Miss Elliott was watching the girl's face wistfully. "I did what seemed best at the time," she said tremulously. "I hope I didn't do you a wrong, Gwen."

"Never mind, auntie dear." Gwen laid a caressing hand on her aunt's. "So long as I know now it is all right. I suppose you thought I was too young to appreciate exactly. I am glad to know the truth." Then after a pause, "I suppose there was never any doubt that he was drowned."

"At first your grandfather hoped there might be, but as time went on there could be no other conclusion to reach."

"Yes, of course. He would have come back otherwise." The subject ended here, though Gwen still looked a little troubled and her aunt's face wore a similar expression.

Toward night the wind veered around, and the fog lifted, showing first the line of houses along the bluff, then the nearest reefs, and finally lifting the veil which all day had obscured the furthest point of mainland. At last but a dim line of gray along the horizon told that out at sea the fog horns must continue to sound their warning. The long grass, however, was still very wet, and Gwen decided that a second tramp across the hummocks would be better left undone, so she and her aunt, avoiding the dampness below, took refuge on the little balcony over the porch where they were sheltered from the wind.

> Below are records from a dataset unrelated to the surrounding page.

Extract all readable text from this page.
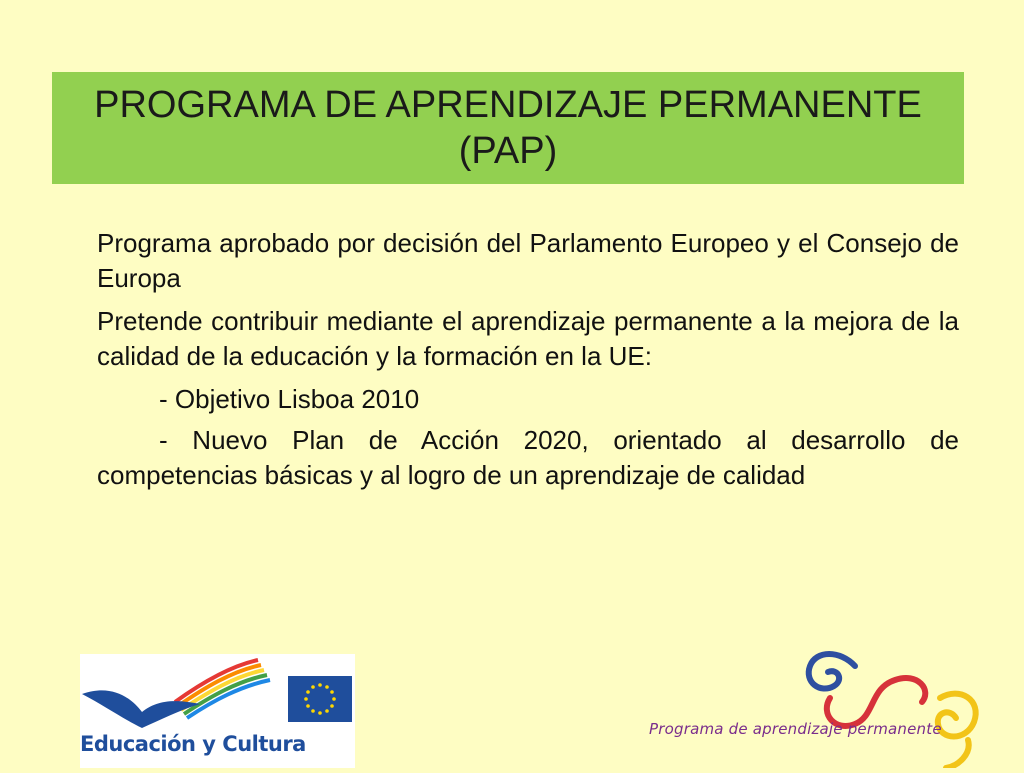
PROGRAMA DE APRENDIZAJE PERMANENTE
(PAP)

Programa aprobado por decisión del Parlamento Europeo y el Consejo de Europa

Pretende contribuir mediante el aprendizaje permanente a la mejora de la calidad de la educación y la formación en la UE:

- Objetivo Lisboa 2010

- Nuevo Plan de Acción 2020, orientado al desarrollo de competencias básicas y al logro de un aprendizaje de calidad

Educación y Cultura
Programa de aprendizaje permanente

"Aunt Cam," said Gwen, leaning her chin on her hands and looking off toward Seguin's shining light, "when we go back I'd like to see something of my father's people. What relatives had he?"

"Very few are left," returned Miss Elliott. "His mother died when he was still a child, his father before he married. He was an only child, therefore there would be only some cousins. The family was from northern New York. We could go there some time instead of coming here, but I fancy you would not find any very near relatives, or indeed any who could tell you much of your father. He had not been thrown with them very often, and scarce at all after he was grown."

"His father was a great friend of grandfather's, wasn't he?"

"A great friend though a younger man by some fifteen years. Your grandfather did not marry till he was thirty-five; Lewis Whitridge's father married early."

"I see. Were there only business letters in that box, Aunt Cam? None from my father to my mother?"

"No, as they lived in the same city there was little correspondence between them. I had one or two letters from Lewis, while I was in China, but I destroyed the most of my correspondence before I left there, so those with others, were burned."

"Was my father ever well off? I know mamma had nothing, but had he?"

"He was supposed to be quite well off when your mother married him, unusually so for so young a man."

"Was that why she married him?" Gwen shifted the position of her hands that she might better see a figure on the rocks, distinct against the sky, an immovable figure with back toward Wits' End.

"What a question, my dear," returned Miss Elliott. "Why should you suppose such a thing?"

"I don't know. I only wondered. One likes to know—a girl does—all about her father and mother's courtship."

"I was not there, as you well know," Miss Elliott spoke with emphasis. "I could not possibly know what was going on in Lillian's brain. She was so much younger than I that there could not be the confidence between us as between girls nearer of an age. At all events your father was worthy of any woman's love, so we ought to assume it was a love match. He certainly adored her."

"If you know that he adored her, why don't you know whether she adored him?" asked Gwen.

"What is the matter with you to-night, child?" said her aunt impatiently. "It is too damp out here. I am going in. I have some letters to write."

Gwen, wrapped in a fleecy scarf of white, sat watching the figure on the rocks till the west faded from rose to gray and the shore's limits were visible only when a white line of foam curled along the base of the cliffs.